Figure 4. EC-STM images of magnetite Fe3O4(001) in 0.1 M NaClO4, (a) showing high coverage with WOx features, and (b) after scanning with high (>2 nA) tunneling current, which reveals the clean Fe3O4(001) surface. (c) FFT of full image (b). STM sample bias and setpoint current as indicated; substrate potential vs NHE: (a) +0.38 V; (b) +0.57 V.

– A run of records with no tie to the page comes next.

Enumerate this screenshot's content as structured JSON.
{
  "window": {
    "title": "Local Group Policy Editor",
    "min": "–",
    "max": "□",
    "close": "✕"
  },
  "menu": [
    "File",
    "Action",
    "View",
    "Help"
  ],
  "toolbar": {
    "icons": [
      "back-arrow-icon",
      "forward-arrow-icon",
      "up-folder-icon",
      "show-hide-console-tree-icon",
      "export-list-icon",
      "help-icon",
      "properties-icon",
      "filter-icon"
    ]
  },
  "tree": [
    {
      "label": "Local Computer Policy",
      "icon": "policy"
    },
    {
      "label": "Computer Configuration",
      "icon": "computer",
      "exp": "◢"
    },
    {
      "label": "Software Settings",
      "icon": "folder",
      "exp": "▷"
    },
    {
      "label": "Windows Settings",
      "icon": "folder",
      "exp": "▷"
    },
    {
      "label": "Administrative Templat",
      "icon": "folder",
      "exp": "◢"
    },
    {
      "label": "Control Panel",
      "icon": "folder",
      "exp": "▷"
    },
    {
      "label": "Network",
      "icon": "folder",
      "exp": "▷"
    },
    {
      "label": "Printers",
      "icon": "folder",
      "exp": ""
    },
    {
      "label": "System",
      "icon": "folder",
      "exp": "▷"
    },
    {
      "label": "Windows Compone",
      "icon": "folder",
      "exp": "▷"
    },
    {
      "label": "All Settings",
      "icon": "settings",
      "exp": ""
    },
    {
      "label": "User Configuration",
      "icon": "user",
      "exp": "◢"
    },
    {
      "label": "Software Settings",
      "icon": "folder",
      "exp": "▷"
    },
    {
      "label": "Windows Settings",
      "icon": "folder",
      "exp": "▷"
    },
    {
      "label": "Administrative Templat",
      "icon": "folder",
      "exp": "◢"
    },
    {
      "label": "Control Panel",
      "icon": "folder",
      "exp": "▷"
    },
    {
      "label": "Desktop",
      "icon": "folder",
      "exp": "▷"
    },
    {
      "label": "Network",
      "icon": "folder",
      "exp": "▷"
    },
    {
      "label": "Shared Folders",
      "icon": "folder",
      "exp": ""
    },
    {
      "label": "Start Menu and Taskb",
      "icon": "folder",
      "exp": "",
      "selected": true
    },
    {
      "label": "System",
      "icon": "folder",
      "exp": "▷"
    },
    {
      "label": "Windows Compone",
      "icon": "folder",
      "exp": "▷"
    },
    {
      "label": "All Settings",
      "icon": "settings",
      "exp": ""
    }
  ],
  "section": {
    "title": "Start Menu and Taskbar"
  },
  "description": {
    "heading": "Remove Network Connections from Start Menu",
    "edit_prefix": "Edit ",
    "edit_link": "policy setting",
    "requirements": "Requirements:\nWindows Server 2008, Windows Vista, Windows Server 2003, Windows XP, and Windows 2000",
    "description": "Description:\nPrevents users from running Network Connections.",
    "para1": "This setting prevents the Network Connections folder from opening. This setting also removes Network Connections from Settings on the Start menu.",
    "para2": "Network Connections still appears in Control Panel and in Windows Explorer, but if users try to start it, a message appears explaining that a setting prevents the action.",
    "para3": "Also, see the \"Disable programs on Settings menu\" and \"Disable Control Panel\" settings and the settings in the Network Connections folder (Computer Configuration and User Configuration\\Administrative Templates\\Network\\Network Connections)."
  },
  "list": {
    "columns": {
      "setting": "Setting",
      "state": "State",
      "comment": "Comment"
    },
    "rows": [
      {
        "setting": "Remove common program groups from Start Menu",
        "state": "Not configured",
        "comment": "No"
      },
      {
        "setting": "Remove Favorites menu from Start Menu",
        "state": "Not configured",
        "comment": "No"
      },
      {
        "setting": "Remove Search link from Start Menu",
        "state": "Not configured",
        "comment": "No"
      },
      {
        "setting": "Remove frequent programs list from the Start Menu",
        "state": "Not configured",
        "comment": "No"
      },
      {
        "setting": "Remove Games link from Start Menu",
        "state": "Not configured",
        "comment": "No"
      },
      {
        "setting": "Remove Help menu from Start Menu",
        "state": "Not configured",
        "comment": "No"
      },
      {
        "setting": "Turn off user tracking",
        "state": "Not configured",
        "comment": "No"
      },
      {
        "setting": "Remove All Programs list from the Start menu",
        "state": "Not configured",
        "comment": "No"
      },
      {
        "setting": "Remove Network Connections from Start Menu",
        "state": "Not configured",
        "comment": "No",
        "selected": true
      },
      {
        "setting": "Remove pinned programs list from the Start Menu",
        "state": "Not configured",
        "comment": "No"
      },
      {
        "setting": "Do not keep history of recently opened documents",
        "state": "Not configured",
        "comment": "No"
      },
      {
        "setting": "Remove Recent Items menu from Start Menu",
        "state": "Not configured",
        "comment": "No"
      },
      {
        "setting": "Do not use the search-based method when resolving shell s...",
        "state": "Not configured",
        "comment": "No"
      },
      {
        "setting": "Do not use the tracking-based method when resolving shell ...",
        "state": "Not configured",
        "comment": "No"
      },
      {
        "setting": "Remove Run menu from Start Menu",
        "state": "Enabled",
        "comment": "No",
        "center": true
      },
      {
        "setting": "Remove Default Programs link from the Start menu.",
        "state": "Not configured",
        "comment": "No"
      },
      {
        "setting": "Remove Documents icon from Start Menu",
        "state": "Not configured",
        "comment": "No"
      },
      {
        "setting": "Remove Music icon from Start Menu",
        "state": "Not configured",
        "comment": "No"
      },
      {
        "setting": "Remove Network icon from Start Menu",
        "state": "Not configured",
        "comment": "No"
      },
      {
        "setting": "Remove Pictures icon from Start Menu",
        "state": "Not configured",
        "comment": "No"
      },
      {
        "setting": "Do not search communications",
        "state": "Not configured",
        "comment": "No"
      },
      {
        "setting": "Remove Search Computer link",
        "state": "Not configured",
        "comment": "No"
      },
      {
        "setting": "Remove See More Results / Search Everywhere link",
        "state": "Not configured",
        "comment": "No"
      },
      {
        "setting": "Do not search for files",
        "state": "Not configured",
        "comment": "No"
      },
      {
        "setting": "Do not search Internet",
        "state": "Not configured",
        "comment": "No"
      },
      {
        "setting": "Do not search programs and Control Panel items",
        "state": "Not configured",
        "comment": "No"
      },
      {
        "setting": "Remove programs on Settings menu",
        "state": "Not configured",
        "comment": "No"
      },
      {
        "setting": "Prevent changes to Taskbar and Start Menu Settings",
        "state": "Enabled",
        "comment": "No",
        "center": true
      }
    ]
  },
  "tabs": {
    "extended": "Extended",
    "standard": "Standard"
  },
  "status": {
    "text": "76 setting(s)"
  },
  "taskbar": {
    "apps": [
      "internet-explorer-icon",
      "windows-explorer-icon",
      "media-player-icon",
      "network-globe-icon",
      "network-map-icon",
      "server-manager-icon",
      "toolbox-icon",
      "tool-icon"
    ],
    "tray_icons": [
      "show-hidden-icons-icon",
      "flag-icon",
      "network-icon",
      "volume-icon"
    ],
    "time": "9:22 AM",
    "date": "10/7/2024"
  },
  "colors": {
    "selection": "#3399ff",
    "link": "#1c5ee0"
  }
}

In order to rationalize the source of the tungsten-containing adsorbates we observe on both rutile and magnetite on imaging with a W tip in aqueous solution, we consider the electrochemical behavior of tungsten metal. Figure 5a shows cyclic voltammograms (CVs) of a polycrystalline W wire in 0.1 M HClO4, starting at the open circuit potential (OCP) after equilibration for 600 s. During the first cycle (solid black trace), an anodic oxidation current is obtained in which three peak-like features are discerned. These may correspond to the formation of different tungsten oxides or phases thereof. The almost featureless cathodic scan is followed by a virtually zero-current second cycle (red trace), owing to the blocking of the surface by the anodically generated oxide 35. Monitoring of OCP following these CVs yields the curve shown in Figure 5b, suggesting that, after ca. 500 s, an equilibrium or steady state condition is reached.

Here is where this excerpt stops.